Centre de Biochimie Structurale, INSERM U1054, CNRS UMR 5048, Université Montpellier 1 and 2, 34092 Montpellier, France; Instituto de Tecnologia Química e Biológica António Xavier, ITQB NOVA, Avenida da República, 2780-157 Oeiras, Portugal.
Structure. 2017 Apr 4;25(4):630-640.e4. doi: 10.1016/j.str.2017.02.011. Epub 2017 Mar 16.
The N-terminal regulatory region of c-Src including the SH4, Unique, and SH3 domains adopts a compact, yet highly dynamic, structure that can be described as an intramolecular fuzzy complex. Most of the long-range interactions within the Unique domain are also observed in constructs lacking the structured SH3, indicating a considerable degree of preorganization of the disordered Unique domain. Here we report that members of the Src family of kinases (SFK) share well-conserved sequence features involving aromatic residues in their Unique domains. This observation contrasts with the supposed lack of sequence homology implied by the name of these domains and suggests that the other members of SFK also have a regulatory region involving their Unique domains. We argue that the Unique domain of each SFK is sensitive to specific input signals, encoded by each specific sequence, but the entire family shares a common mechanism for connecting the disordered and structured domains.
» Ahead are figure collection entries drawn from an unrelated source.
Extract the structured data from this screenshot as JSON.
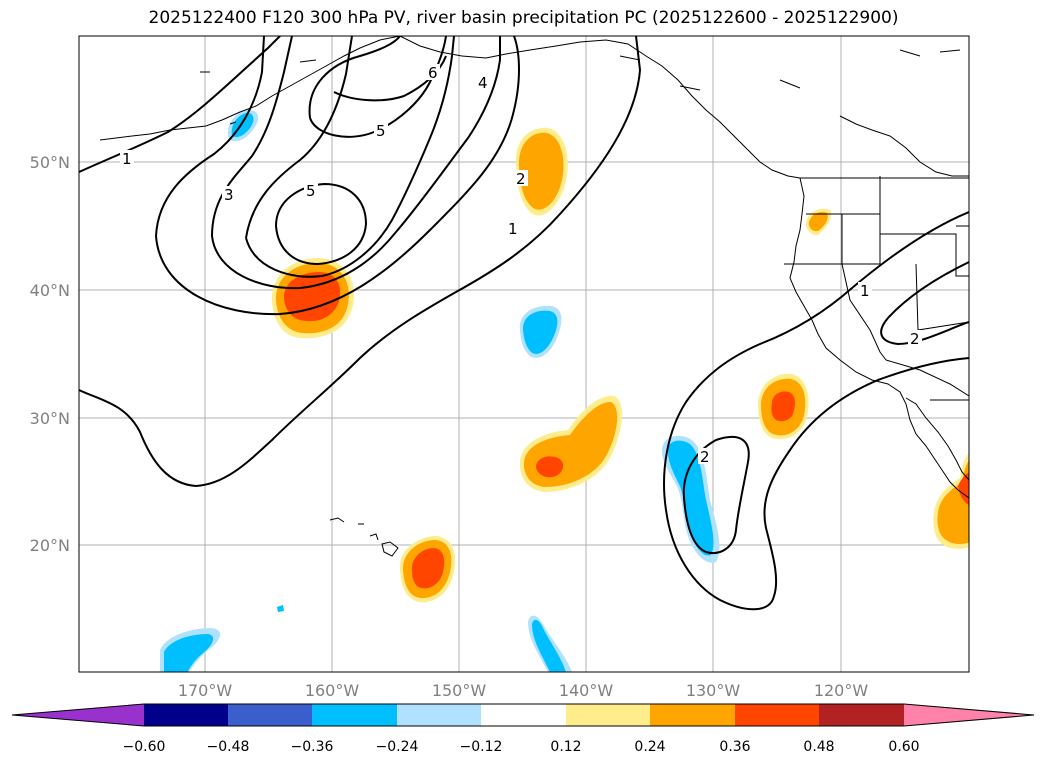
{
  "title": "2025122400 F120 300 hPa PV, river basin precipitation PC (2025122600 - 2025122900)",
  "map": {
    "lat_labels": [
      "50°N",
      "40°N",
      "30°N",
      "20°N"
    ],
    "lon_labels": [
      "170°W",
      "160°W",
      "150°W",
      "140°W",
      "130°W",
      "120°W"
    ],
    "contour_labels": [
      "1",
      "3",
      "5",
      "5",
      "6",
      "4",
      "2",
      "1",
      "2",
      "1",
      "2"
    ]
  },
  "colorbar": {
    "ticks": [
      "−0.60",
      "−0.48",
      "−0.36",
      "−0.24",
      "−0.12",
      "0.12",
      "0.24",
      "0.36",
      "0.48",
      "0.60"
    ],
    "colors": [
      "#9932cc",
      "#00008b",
      "#3a5fcd",
      "#00bfff",
      "#b0e2ff",
      "#ffffff",
      "#ffec8b",
      "#ffa500",
      "#ff4500",
      "#b22222",
      "#ff82ab"
    ]
  }
}
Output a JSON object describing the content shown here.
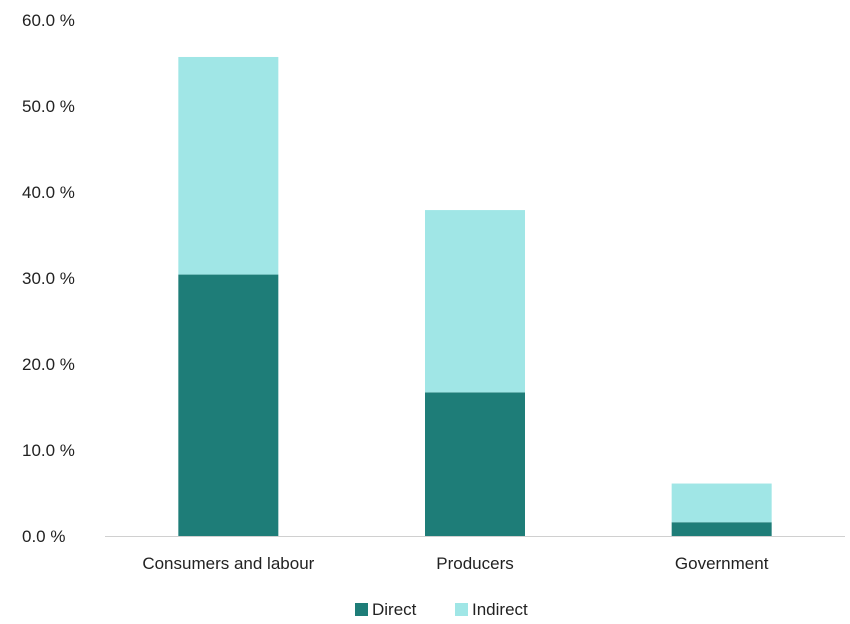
{
  "chart_data": {
    "type": "bar",
    "stacked": true,
    "categories": [
      "Consumers and labour",
      "Producers",
      "Government"
    ],
    "series": [
      {
        "name": "Direct",
        "color": "#1e7d78",
        "values": [
          30.4,
          16.7,
          1.6
        ]
      },
      {
        "name": "Indirect",
        "color": "#a0e6e6",
        "values": [
          25.3,
          21.2,
          4.5
        ]
      }
    ],
    "ylim": [
      0,
      60
    ],
    "yticks": [
      0,
      10,
      20,
      30,
      40,
      50,
      60
    ],
    "ytick_labels": [
      "0.0 %",
      "10.0 %",
      "20.0 %",
      "30.0 %",
      "40.0 %",
      "50.0 %",
      "60.0 %"
    ],
    "grid": false,
    "legend_position": "bottom-center",
    "axis_color": "#d0d0d0"
  }
}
c-Src 的 N 端调节区包含 SH4、Unique 和 SH3 结构域,形成一个紧凑但高度动态的结构,可以被描述为分子内的模糊复合物。Unique 结构域内的大多数远程相互作用也存在于缺乏结构化 SH3 的构建体中,这表明无序的 Unique 结构域具有相当程度的预组织。在这里,我们报告说 Src 家族激酶 (SFK) 的成员共享保守的序列特征,涉及它们 Unique 结构域中的芳香族残基。这一观察结果与这些结构域名称所暗示的序列同源性缺乏形成对比,表明 SFK 的其他成员也具有涉及它们的 Unique 结构域的调节区。我们认为,每个 SFK 的 Unique 结构域对每个特定序列编码的特定输入信号敏感,但整个家族共享一种将无序和结构化结构域连接起来的通用机制。